The latest reading of inflation for August suggests that it is running at 2.9% according to the UK’s Office for National Statistics. The value quoted is for the Consumer Price Index (CPI) and has come in above analysts’ expectations. Inflation is now back at the peak seen in May which means it is running at the highest rate seen for five years and is significantly above the Bank of England’s target figure of 2%.
The ONS has suggested that the fall in Sterling which occurred after last June’s referendum shock is having an impact on the prices of imported goods as price rises work their way through supply chains and businesses can no longer afford to absorb them to the extent they had been. An additional factor is that crude oil prices have risen, pushing up the cost of fuel (this is exacerbated by the decline of Sterling against the Dollar from a pre-vote level of $1.49 to its current value of $1.33). Average prices for petrol and diesel rose by 1.8 and 2p per litre, pushing the prices up to £1.16 and £1.18, respectively.

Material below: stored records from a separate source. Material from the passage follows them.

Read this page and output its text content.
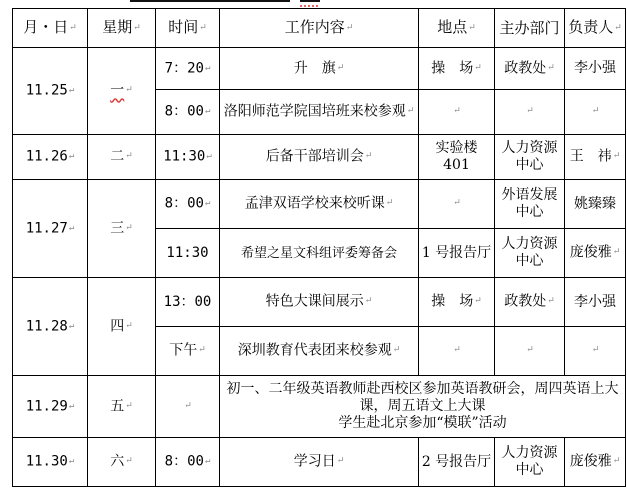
月・日↵	星期↵	时间↵	工作内容↵	地点↵	主办部门	负责人↵
11.25↵	一↵	7：20↵	升　旗↵	操　场↵	政教处↵	李小强
		8：00↵	洛阳师范学院国培班来校参观↵	↵	↵	↵
11.26↵	二↵	11:30↵	后备干部培训会↵	实验楼 401	人力资源中心	王　祎↵
11.27↵	三↵	8：00↵	孟津双语学校来校听课↵	↵	外语发展中心	姚臻臻
		11:30	希望之星文科组评委筹备会	1 号报告厅	人力资源中心	庞俊雅↵
11.28↵	四↵	13：00	特色大课间展示↵	操　场↵	政教处↵	李小强
		下午↵	深圳教育代表团来校参观↵	↵	↵	↵
11.29↵	五↵	↵	初一、二年级英语教师赴西校区参加英语教研会，周四英语上大课，周五语文上大课
学生赴北京参加“模联”活动			
11.30↵	六↵	8：00↵	学习日↵	2 号报告厅	人力资源中心	庞俊雅↵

Clothing and footwear costs contributed to inflation mainly due to higher import costs with year-on-year inflation running at a record 4.6%.
The higher inflation level has boosted Sterling to its best level against the Dollar for a year on speculation that the Bank of England will decide to increase interest rates as a mechanism to rein-in inflation. This is probably premature as the Bank is still trying to be accommodative to businesses as Brexit uncertainty rages.

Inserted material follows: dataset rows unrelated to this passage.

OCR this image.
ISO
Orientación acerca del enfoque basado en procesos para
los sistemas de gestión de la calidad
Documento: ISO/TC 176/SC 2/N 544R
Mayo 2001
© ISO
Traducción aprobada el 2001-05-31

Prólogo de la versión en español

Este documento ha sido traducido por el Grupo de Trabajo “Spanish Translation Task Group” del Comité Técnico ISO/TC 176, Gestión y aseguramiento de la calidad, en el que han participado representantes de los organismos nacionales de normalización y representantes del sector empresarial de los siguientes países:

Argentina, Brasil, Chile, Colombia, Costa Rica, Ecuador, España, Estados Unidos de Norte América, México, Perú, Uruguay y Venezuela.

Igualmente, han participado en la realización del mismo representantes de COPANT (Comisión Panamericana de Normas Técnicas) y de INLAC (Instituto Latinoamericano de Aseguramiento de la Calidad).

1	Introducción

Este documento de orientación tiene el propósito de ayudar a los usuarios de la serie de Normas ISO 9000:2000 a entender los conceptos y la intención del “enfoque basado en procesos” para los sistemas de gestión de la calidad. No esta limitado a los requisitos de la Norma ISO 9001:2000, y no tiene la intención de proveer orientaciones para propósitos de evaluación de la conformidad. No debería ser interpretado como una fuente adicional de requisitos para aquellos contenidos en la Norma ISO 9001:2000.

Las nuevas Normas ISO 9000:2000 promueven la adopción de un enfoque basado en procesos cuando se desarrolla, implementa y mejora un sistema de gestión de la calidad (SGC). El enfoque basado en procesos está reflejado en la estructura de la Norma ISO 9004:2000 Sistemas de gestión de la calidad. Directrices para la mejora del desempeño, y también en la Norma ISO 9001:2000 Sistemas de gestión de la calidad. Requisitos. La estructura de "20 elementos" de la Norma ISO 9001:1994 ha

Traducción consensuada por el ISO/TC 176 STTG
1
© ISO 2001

UK wage inflation is currently running at 2.1% annually (new data is due out later today) which means that household disposable income is falling. To an extent, increasing the interest rate would have this effect by pushing up the costs for mortgages and personal loans, so it is unlikely that the Bank will take early action on interest rates. This means that Sterling is likely to give up its recent gains once the market factors this in.